We now proceed to the FCC in a chemical plant, where the catalyst is a liquid. The FCC is a complex unit that has many set-points that are changed by the operating personnel to match the demands of the time. For instance the rate and manner in which the fluid catalyst is recycled is up to us to control. Set-points are the desired values for an operational measurement. For example, the operator will specify that a certain temperature should be 300°C (the set-point) while its actual value will vary a little below and above that amount depending on the efficacy of the controller. As the operators modify the set-points in dependence upon market factors, we do have some knowledge about these beforehand. Thus, we ask to what extent this prior knowledge of the set-points helps the model to predict the future state?
We investigate, in figure 2, a simple neural network model for the pressure differential (measurements are shown with dots) in dependence upon all other variables of the FCC, of which there may be several dozens,in addition to several set-points. If we only provide historical information to the model, without considering set-points, we obtain the solid curve as a prediction. Compared to the actually measured dotted curve, we can see that this model is too simplistic to be able capture reality. If we present the future data for the set-points in addition (i.e. the production plan), we obtain the dashed curve.

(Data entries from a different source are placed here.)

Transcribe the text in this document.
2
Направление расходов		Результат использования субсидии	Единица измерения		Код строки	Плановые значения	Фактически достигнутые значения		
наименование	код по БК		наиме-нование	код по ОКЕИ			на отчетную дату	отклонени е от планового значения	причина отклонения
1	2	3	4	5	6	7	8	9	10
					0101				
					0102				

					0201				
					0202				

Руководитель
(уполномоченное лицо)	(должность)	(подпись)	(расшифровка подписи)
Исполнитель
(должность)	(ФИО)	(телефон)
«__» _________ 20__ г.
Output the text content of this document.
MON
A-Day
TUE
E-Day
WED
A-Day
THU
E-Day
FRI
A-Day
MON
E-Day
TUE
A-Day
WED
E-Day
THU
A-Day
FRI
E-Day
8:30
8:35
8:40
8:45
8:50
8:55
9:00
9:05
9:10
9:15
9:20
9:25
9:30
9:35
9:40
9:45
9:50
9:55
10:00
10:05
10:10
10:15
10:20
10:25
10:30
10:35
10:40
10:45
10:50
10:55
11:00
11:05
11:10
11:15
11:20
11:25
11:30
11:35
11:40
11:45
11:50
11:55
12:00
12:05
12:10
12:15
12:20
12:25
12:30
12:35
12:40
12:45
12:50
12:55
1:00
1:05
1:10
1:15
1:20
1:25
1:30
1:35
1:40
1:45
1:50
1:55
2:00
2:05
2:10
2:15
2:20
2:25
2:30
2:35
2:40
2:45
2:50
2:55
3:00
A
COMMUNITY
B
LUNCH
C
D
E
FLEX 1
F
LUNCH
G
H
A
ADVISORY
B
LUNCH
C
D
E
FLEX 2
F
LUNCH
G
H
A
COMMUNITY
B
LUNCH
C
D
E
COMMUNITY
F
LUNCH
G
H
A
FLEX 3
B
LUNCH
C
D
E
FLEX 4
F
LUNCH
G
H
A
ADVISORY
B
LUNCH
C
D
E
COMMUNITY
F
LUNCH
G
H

The dashed curve is accurate and achieves our aim in predicting the correct time for reactivation (the pressure drop after time 400 hours on the plot).
Figure 2: The pressure differential over time (in hours) on a fluid catalytic converter predicted into the future using two different models. The actual measurement is shown in the dotted line. A substantial increase in catalytic pressure is shown by an upward surge on the left of the graph. An exchange of the liquid catalysts is represented by the sharp drop on the right of the graph. A prediction using historical information only without considering some future desirable set-points(solid line) can predict the pressure increase on the left of the graph but cannot say when the catalyst ought to be exchanged. A prediction made with the knowledge of some future set-points is shown in the dashed line. The dashed line can accurately determine when a catalyst exchange ought to be made. It is clear that knowledge of future actions is beneficial.
We can thus see that the provision of some limited information about the future significantly helps the model to predict those measurements that we cannot know in advance.
In conclusion, we see that both major kinds of catalytic reactors can be modeled well. We can predict the pressure differential of both kinds of reactor into the future and thus provide information about essential future events such as the deactivation of the catalyst and thus the time (in the case of GCR) and the manner (in the case of FCC) of this deactivation. From both predictions, we easily derive the ability to plan specific actions to remedy the problem.